His title is based upon an excerpt from a letter written by pastors in one Tutsi community to their church president, a Hutu. He says that he writes about how people imagine themselves and one another. The book was published in 1998 and had 7 printings by 1999. I am so amazed that he was able to observe and obtain his facts and figures without being endangered. He conducted conversations and interviews among key leaders and those attempting to heal from various sections of the country.
I found myself wanting to highlight so many pages to share the things I’ve learned. For instance, there was no US-Bill Clinton-Madeleine Albright-United Nations-NATO intervention in the genocide of these African people. And-Clinton’s ambassador to the UN, Madeleine Albright opposed leaving even the skeleton crew of two hundred seventy (UN Troops) in Rwanda.
On pages 5 and 6 he mentions an article about Dian Fossey’s death in Rwanda with murky proceedings even though the case is closed. And he mentions the prophesy of a Catholic Visionary named Little Peoples, who was in communication with the Blessed Virgin Mary-who relayed messages announcing WOE FOR RWANDA.
Rwanda was the most Christianized country in Africa with 65% Catholics and 15% Protestants. A year after the genocide, The Rwandese Patriotic Army had been deployed to close a camp for “internally displaced persons” at Kibeho, the hill famous for apparitions of the Virgin Mary. Kibeho is merely one of dozens of camps for those displaced. More than 80,000 Hutus who had fled their homes after the genocide were living at the Kibeho camp, which the French had set up during Operation Turquoise. The RPA operation to close the camp had gone awry, and at least two thousand Hutus were reported killed. Once again, a UN battalion had been on hand and had done nothing. (This is a direct quote from Philip).
“The Story of Rwanda had been bothering my mind, and I wanted to explore how the killings at the Kibeho camp related and compared to the genocide that preceded them.”-writes Philip.

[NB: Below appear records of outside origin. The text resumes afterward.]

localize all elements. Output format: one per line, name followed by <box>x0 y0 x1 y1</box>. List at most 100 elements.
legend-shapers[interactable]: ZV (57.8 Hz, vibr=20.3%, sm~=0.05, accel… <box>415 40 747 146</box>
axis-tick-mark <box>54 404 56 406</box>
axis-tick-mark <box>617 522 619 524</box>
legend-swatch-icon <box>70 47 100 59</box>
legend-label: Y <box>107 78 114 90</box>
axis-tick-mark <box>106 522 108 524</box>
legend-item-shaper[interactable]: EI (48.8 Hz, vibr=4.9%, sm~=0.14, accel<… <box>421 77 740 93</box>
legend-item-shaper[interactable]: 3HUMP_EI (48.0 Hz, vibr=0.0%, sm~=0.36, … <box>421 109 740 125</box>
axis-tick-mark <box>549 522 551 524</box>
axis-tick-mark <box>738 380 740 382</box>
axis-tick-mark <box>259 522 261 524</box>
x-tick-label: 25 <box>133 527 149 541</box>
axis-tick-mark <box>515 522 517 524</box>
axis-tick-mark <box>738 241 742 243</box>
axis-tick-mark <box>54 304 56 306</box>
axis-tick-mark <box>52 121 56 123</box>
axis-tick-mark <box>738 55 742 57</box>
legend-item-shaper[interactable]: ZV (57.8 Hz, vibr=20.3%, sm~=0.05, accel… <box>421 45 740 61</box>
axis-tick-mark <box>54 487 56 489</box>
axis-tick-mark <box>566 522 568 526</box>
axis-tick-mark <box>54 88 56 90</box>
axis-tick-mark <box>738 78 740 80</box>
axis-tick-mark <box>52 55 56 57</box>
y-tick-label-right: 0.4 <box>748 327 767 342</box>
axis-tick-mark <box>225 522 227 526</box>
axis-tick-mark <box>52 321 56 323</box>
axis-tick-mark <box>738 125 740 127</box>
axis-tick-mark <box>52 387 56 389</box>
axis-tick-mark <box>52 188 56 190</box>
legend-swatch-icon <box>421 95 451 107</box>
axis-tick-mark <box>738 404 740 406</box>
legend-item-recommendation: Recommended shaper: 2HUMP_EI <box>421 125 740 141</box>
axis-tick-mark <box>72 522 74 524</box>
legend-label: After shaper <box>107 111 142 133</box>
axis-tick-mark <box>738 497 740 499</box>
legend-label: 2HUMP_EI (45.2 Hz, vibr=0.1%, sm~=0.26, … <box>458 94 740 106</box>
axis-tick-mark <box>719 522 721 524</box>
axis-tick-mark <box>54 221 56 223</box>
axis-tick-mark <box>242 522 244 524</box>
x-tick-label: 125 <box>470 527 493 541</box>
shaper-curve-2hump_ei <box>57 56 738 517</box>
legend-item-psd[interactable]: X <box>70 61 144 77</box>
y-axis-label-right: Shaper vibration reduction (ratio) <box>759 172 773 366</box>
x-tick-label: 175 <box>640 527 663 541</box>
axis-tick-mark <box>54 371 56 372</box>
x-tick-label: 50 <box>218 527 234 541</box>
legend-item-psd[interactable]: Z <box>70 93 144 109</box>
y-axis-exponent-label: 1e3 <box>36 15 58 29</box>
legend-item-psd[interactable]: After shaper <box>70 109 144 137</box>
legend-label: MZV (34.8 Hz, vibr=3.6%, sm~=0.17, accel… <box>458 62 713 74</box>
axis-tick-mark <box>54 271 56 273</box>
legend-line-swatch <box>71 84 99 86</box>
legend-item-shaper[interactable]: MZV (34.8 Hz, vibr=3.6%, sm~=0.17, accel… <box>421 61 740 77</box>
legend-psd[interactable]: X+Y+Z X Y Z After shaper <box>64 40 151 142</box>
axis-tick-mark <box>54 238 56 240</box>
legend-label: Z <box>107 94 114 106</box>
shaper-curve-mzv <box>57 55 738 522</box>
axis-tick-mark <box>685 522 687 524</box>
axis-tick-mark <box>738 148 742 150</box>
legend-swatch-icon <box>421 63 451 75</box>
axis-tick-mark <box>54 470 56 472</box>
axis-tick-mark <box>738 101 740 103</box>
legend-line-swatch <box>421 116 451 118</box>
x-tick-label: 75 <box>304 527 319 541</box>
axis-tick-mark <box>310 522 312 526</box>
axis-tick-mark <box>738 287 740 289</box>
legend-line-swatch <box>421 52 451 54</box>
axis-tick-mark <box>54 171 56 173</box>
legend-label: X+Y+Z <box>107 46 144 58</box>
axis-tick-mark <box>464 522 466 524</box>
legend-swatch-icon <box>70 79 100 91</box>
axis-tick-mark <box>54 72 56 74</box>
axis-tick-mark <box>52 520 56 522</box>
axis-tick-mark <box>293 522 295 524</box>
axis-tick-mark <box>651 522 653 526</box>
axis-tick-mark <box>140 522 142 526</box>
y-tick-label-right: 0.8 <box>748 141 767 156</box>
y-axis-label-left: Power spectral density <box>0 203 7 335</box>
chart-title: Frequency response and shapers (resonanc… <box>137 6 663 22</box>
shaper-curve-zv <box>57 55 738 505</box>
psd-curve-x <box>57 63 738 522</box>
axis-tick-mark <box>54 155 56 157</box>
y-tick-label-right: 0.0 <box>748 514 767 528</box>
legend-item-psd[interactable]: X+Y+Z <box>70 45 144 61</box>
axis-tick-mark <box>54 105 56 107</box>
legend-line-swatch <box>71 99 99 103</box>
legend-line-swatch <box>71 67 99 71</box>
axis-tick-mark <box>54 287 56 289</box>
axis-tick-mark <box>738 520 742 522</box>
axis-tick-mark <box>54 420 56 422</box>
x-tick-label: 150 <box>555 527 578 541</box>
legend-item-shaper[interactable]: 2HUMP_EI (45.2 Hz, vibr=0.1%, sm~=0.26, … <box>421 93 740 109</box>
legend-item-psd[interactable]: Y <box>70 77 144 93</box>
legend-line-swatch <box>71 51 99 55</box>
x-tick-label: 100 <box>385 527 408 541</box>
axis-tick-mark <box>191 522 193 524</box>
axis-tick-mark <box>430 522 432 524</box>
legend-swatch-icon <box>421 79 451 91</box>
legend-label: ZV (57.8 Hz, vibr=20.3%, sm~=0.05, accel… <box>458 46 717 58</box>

On p. 188 it seems that relief agencies agreed in principle but not about how the displaced people should depart the camps! And by early 1995, a quarter of a million IDP’s (internally displaced persons) remained in the camps, of which Kibeho was the largest and home to the largest collection of hard-core Genocidaires.
This book sparks a lot to bother my mind as well. I would love to learn the role of the UN. I only know that when I was much younger in 1990- I was impressed walking through the UN building in NYC for what may have been a brief hour or two. If I were to visit again, I am certain that I would make a day of it!
The author first began his journey to Rwanda in May of 1995. His total stay was 9 months in the course of 6 trips. Pages 186-208 particularly stirred me and I feel compelled to continue studying what happened not too long ago.
Abraham Lincoln said that “We cannot escape history. We…will be remembered in spite of ourselves.”